Before 2014, the actual ratio of annual averages was always around 0.45, lower than 0.5.
value = {'nan': np.nan}
time = pd.date_range(start='2004-11-14', end='2020-05-27')
df_time = pd.DataFrame(value, index=time)
a = [ 'way1', 'way2', 'way3', 'total_sales', 'total_prize', 'ratio_of_prize']
data_4_2_df = df_time.merge(df_total.loc[:, a].dropna(),left_index=True, right_index= True , how="left").iloc[:, 1:]
#data_4_2_df['day']=data_4_2_df.index.year()

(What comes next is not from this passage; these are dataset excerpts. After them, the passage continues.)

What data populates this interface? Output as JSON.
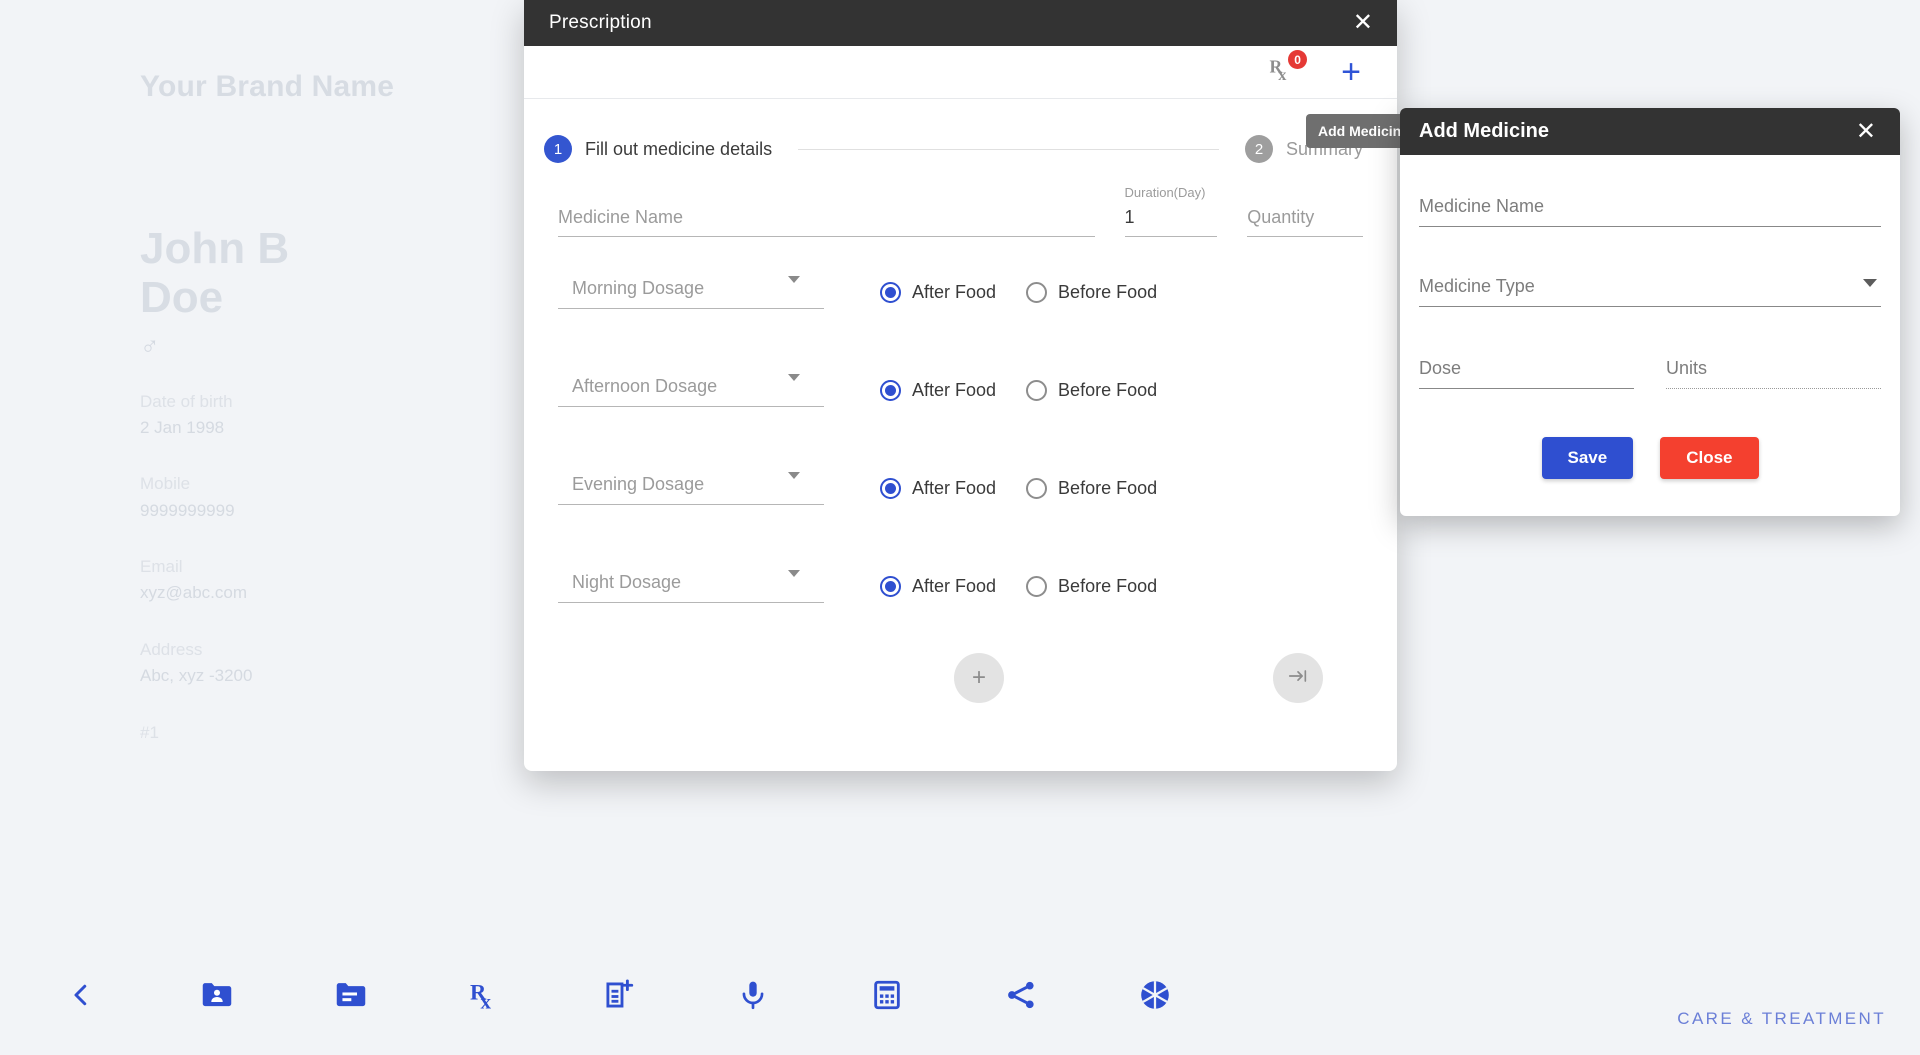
{
  "patient": {
    "brand_name": "Your Brand Name",
    "name": "John B Doe",
    "gender_icon": "male-symbol",
    "gender_glyph": "♂",
    "dob_label": "Date of birth",
    "dob_value": "2 Jan 1998",
    "mobile_label": "Mobile",
    "mobile_value": "9999999999",
    "email_label": "Email",
    "email_value": "xyz@abc.com",
    "address_label": "Address",
    "address_value": "Abc, xyz -3200",
    "index_label": "#1"
  },
  "toolbar": {
    "items": [
      {
        "icon": "back-chevron-icon",
        "name": "back-button"
      },
      {
        "icon": "folder-person-icon",
        "name": "patient-records-button"
      },
      {
        "icon": "folder-notes-icon",
        "name": "notes-folder-button"
      },
      {
        "icon": "rx-icon",
        "name": "prescription-button"
      },
      {
        "icon": "note-add-icon",
        "name": "add-note-button"
      },
      {
        "icon": "microphone-icon",
        "name": "voice-note-button"
      },
      {
        "icon": "calculator-icon",
        "name": "calculator-button"
      },
      {
        "icon": "share-icon",
        "name": "share-button"
      },
      {
        "icon": "aperture-icon",
        "name": "camera-button"
      }
    ],
    "footer_text": "CARE & TREATMENT"
  },
  "prescription_dialog": {
    "title": "Prescription",
    "close_glyph": "✕",
    "rx_badge_count": "0",
    "rx_icon_label": "rx-icon",
    "add_glyph": "+",
    "steps": [
      {
        "number": "1",
        "label": "Fill out medicine details",
        "state": "active"
      },
      {
        "number": "2",
        "label": "Summary",
        "state": "inactive"
      }
    ],
    "fields": {
      "medicine_name_placeholder": "Medicine Name",
      "medicine_name_value": "",
      "duration_label": "Duration(Day)",
      "duration_value": "1",
      "quantity_placeholder": "Quantity",
      "quantity_value": ""
    },
    "dosage_rows": [
      {
        "placeholder": "Morning Dosage",
        "value": "",
        "after_food_label": "After Food",
        "before_food_label": "Before Food",
        "selected": "after"
      },
      {
        "placeholder": "Afternoon Dosage",
        "value": "",
        "after_food_label": "After Food",
        "before_food_label": "Before Food",
        "selected": "after"
      },
      {
        "placeholder": "Evening Dosage",
        "value": "",
        "after_food_label": "After Food",
        "before_food_label": "Before Food",
        "selected": "after"
      },
      {
        "placeholder": "Night Dosage",
        "value": "",
        "after_food_label": "After Food",
        "before_food_label": "Before Food",
        "selected": "after"
      }
    ],
    "add_row_glyph": "+",
    "next_glyph": "→|"
  },
  "tooltip": {
    "text": "Add Medicine"
  },
  "add_medicine_dialog": {
    "title": "Add Medicine",
    "close_glyph": "✕",
    "medicine_name_placeholder": "Medicine Name",
    "medicine_type_placeholder": "Medicine Type",
    "dose_placeholder": "Dose",
    "units_placeholder": "Units",
    "save_label": "Save",
    "close_label": "Close"
  },
  "colors": {
    "accent_blue": "#2f4fd0",
    "danger_red": "#f4402f",
    "titlebar_dark": "#333333",
    "badge_red": "#e53935",
    "page_bg": "#f2f4f7"
  }
}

data_4_2_df['year']=data_4_2_df.index.year
data_4_2_df['weekofyear']=data_4_2_df.index.weekofyear
data_4_2_df['dayofweek']=data_4_2_df.index.dayofweek
data_4_2_df['day']=data_4_2_df.index.day
data_4_2_df['month']=data_4_2_df.index.month
data_4_2_df.head()
way1 | way2 | way3 | total_sales | total_prize | ratio_of_prize | year | weekofyear | dayofweek | day | month | |
---|---|---|---|---|---|---|---|---|---|---|---|
2004-11-14 | NaN | NaN | NaN | NaN | NaN | NaN | 2004 | 46 | 6 | 14 | 11 |
2004-11-15 | NaN | NaN | NaN | NaN | NaN | NaN | 2004 | 47 | 0 | 15 | 11 |
2004-11-16 | NaN | NaN | NaN | NaN | NaN | NaN | 2004 | 47 | 1 | 16 | 11 |
2004-11-17 | NaN | NaN | NaN | NaN | NaN | NaN | 2004 | 47 | 2 | 17 | 11 |
2004-11-18 | NaN | NaN | NaN | NaN | NaN | NaN | 2004 | 47 | 3 | 18 | 11 |
data_4_2_1_df=data_4_2_df.loc[:, ['year', 'weekofyear', 'dayofweek', 'total_sales']]
data_4_2_1_df.head()
year | weekofyear | dayofweek | total_sales | |
---|---|---|---|---|
2004-11-14 | 2004 | 46 | 6 | NaN |
2004-11-15 | 2004 | 47 | 0 | NaN |
2004-11-16 | 2004 | 47 | 1 | NaN |
2004-11-17 | 2004 | 47 | 2 | NaN |
2004-11-18 | 2004 | 47 | 3 | NaN |
b=data_4_2_1_df.pivot_table( index=['year','weekofyear'], columns="dayofweek", values='total_sales').dropna()
b.idxmax(axis=1).value_counts().sort_index().plot.bar();
It can be clearly seen that the lottery with the results announced on Friday had the best sales in a week. While, the lottery with the results announced on Saturday had the worst sales.
So people are more inclined to buy lottery tickets with the results announced on Friday.
How about the month?
data_4_2_2_df=data_4_2_df.loc[:, ['year', 'month', 'day', 'total_sales']]
data_4_2_2_df.head()
year | month | day | total_sales | |
---|---|---|---|---|
2004-11-14 | 2004 | 11 | 14 | NaN |
2004-11-15 | 2004 | 11 | 15 | NaN |
2004-11-16 | 2004 | 11 | 16 | NaN |
2004-11-17 | 2004 | 11 | 17 | NaN |
2004-11-18 | 2004 | 11 | 18 | NaN |
b=indexs_full=data_4_2_2_df.pivot_table(index=['year','month'], columns="day", values='total_sales')
indexs_full=b.isnull().sum(axis=1)<4
b.loc[indexs_full, :].idxmax(axis=1).value_counts().sort_index().plot.bar();
We can't find out much obvious from this picture.